Zeggen dat ik accordeon ben gaan spelen door Marcel Azzola is overdreven. Maar hij heeft wel een buitengewone impact gehad op mijn muzikale vorming.

Door zijn benadering van de musette, zeg maar de Parijse blues in de driekwartsmaat, ben ik verliefd geworden op het genre. Hij speelde op een Cavagnolo, ooit Frankrijks grootste accordeonmerk. Die moest ik natuurlijk ook hebben.

Marcel Azzola speelde met Toots Thielemans, Stéphane Grappelli en met die andere accordeonlegende, Richard Galliano.

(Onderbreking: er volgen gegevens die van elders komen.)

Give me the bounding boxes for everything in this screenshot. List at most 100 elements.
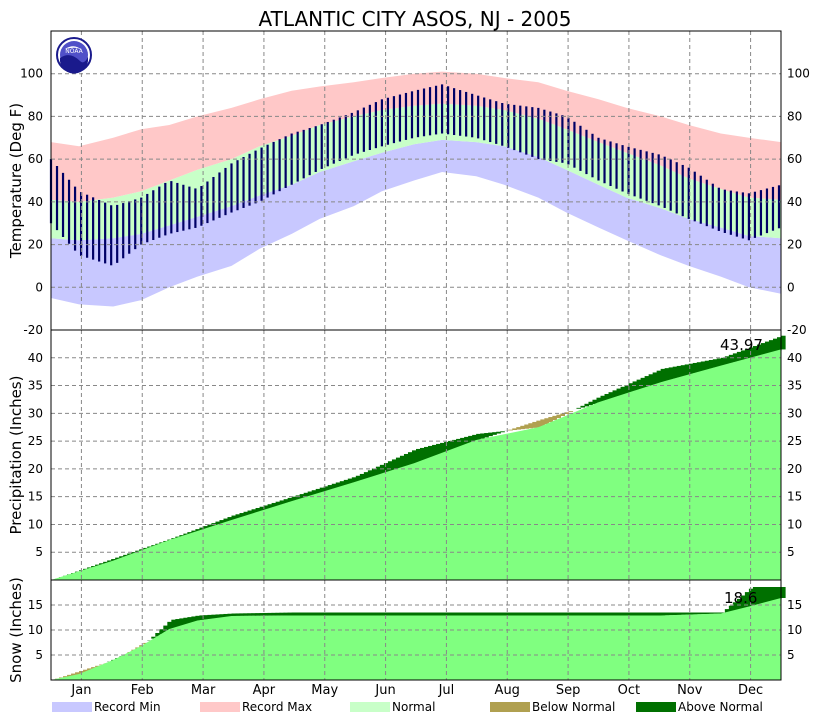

Azzola had een grote voorbeeldfunctie, zeker voor de Franse accordeonisten. Hij was betrokken bij de Trophée Mondial – lees: de Olympische Spelen van het accordeon – als speler, als pedagoog, als inspirator. Hij was bovendien een fervent verzamelaar van oude instrumenten (ga maar eens kijken op zijn website www.marcelazzola.com). Of geniet nog eens van de muziek van Jacques Tati’s magische films. Ook dat is Azzola.

Hij was ook een heel erg charmante en innemende man, zoals vele accordeonisten.

Slecht daglicht 

In de jaren 40-50 waren er drie grote accordeonisten die er voor mij uitsprongen: de Belg Gus Viseur, de Franse zigeuner Jo Privat en de Italiaan Tony Murena. Zij legden de basis van de swing musette. Muziek die beïnvloed werd door de jazz van onder meer Django Reinhardt en later ook Charlie Parker. Bij de komst van de jukebox werd de muziek veel commerciëler.

De kwaliteit vervaagde en het accordeon kwam in een slecht daglicht te staan, met een dieptepunt in de jaren 80. Maar er werden miljoenen platen verkocht. Vele goede spelers waren beschaamd voor hun instrument en gingen iets anders doen.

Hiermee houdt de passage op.